Unidentified Analyst: Okay. Great. That’s super helpful. And then, Dale, you kind of touched on this in your prepared remarks, but the guide for next year assumes minimal contribution from incremental M&A which has previously been a bigger focus for the company. I guess how do you think about the strategy around M&A over the near term? And should we expect to pause on deals in fiscal ’24?
Dale Asplund: Yeah. Yeah. Great question, Maggie. First of all, I am a absolute firm believer in M&A. I am a supportive person that when we can make an investment, when we can be a better owner of the asset, we should take advantage of that. And as being the nation’s largest landscape provider, we should be able to do that. Unfortunately, I think historically, the way we’ve done M&A at BrightView, needs to be revamped. We have to get our operators involved earlier. We have to evaluate M&A, not just on the short-term financial benefits. We have to look at culturally and strategically as important as just the initial math. And then the day that we buy a company, we must integrate it into our business. We are going to put our precious capital to work deploying it for M&A.

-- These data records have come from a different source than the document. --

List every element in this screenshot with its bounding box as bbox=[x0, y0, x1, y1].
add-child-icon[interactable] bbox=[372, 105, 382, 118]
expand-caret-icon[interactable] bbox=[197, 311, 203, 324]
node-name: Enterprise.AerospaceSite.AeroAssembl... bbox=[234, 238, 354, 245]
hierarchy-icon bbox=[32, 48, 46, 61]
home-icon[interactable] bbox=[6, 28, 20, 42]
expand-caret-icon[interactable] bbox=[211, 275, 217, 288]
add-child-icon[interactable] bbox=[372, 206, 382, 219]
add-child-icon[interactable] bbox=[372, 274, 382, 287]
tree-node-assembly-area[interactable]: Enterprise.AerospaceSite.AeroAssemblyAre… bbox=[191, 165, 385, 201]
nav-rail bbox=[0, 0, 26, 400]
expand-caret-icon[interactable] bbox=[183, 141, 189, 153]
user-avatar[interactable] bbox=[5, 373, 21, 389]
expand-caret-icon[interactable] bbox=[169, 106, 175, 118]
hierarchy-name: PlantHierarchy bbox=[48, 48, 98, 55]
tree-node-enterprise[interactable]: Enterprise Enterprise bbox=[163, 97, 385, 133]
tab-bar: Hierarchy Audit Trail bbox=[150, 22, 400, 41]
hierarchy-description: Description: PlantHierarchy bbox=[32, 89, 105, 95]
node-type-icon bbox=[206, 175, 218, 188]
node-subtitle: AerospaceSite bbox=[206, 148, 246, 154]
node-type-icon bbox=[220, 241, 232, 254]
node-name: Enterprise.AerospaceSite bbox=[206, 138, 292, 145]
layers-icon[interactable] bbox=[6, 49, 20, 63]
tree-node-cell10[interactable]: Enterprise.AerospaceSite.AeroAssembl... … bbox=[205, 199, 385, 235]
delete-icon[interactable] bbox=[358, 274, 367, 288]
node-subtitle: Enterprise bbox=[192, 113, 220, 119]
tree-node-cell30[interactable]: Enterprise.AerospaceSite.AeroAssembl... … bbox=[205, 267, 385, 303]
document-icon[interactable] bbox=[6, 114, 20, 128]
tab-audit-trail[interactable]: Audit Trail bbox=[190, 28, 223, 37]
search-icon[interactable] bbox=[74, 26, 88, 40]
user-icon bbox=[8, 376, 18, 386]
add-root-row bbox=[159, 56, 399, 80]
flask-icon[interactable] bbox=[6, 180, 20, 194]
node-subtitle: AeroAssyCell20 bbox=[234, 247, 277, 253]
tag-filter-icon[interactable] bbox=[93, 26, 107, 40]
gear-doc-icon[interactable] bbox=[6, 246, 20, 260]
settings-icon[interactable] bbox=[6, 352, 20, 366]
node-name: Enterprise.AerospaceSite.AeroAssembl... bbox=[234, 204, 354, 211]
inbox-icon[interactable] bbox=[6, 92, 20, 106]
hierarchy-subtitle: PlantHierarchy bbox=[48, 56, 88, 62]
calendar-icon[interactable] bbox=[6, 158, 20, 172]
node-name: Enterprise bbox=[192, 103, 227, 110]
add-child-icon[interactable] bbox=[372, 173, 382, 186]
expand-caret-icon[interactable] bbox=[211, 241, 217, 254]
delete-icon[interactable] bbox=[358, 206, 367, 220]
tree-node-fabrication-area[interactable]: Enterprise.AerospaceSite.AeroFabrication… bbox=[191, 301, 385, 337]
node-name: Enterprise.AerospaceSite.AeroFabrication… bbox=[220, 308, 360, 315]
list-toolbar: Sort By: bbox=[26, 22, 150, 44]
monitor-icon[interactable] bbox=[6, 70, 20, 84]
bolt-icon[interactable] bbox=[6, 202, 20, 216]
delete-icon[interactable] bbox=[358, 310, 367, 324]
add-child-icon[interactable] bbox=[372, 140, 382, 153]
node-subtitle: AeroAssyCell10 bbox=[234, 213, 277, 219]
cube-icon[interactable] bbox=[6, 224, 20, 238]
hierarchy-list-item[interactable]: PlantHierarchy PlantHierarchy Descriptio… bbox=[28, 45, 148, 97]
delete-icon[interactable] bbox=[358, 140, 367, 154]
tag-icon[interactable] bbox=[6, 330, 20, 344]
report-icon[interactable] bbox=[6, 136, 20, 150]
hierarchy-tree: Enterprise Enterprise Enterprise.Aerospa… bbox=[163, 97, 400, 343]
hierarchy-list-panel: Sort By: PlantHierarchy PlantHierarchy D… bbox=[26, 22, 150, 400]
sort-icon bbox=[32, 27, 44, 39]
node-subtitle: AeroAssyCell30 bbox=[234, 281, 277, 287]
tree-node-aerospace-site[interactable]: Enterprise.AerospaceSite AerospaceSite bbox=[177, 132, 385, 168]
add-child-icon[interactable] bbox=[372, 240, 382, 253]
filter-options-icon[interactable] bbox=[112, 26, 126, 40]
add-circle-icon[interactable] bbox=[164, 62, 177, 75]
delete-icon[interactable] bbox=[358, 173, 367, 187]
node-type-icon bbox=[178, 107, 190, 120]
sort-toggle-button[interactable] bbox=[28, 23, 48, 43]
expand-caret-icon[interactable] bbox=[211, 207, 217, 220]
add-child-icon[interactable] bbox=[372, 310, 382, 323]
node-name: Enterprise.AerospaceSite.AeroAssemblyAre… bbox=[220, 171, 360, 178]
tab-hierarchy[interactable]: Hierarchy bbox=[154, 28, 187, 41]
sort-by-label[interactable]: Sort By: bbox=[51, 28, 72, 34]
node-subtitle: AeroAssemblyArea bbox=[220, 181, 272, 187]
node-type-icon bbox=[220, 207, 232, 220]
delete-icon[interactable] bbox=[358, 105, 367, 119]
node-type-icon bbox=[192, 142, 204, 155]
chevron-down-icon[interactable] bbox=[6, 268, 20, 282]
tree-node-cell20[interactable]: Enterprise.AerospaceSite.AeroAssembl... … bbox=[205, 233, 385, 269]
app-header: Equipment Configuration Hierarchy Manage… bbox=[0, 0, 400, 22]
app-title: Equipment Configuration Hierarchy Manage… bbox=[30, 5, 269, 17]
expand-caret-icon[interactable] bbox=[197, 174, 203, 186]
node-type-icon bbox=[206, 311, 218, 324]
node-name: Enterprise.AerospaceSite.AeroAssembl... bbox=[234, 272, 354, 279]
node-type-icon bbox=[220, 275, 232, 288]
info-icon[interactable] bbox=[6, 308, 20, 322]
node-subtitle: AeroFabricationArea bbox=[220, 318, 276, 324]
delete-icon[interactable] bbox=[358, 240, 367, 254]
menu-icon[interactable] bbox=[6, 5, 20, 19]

So we have to find a way to make sure our foundation is ready that when that capital gets deployed, we grow that business. and we grow it very profitably because as the owner of that business, we can leverage our size and scale to provide processes, provided systems and corporate overhead that they shouldn’t need on their own. So I am a firm believer in M&A. Maybe for the next couple of quarters, we don’t plan on doing much, but we have already started to revamp our process to get everybody working together, starting with our field leaders to make sure the deals we do are the right deals. And then as we bring them in, we find a way to make sure we’re a much better owner of that asset as part of BrightView. So make no — we didn’t put a lot into our guide, but make no bones about it.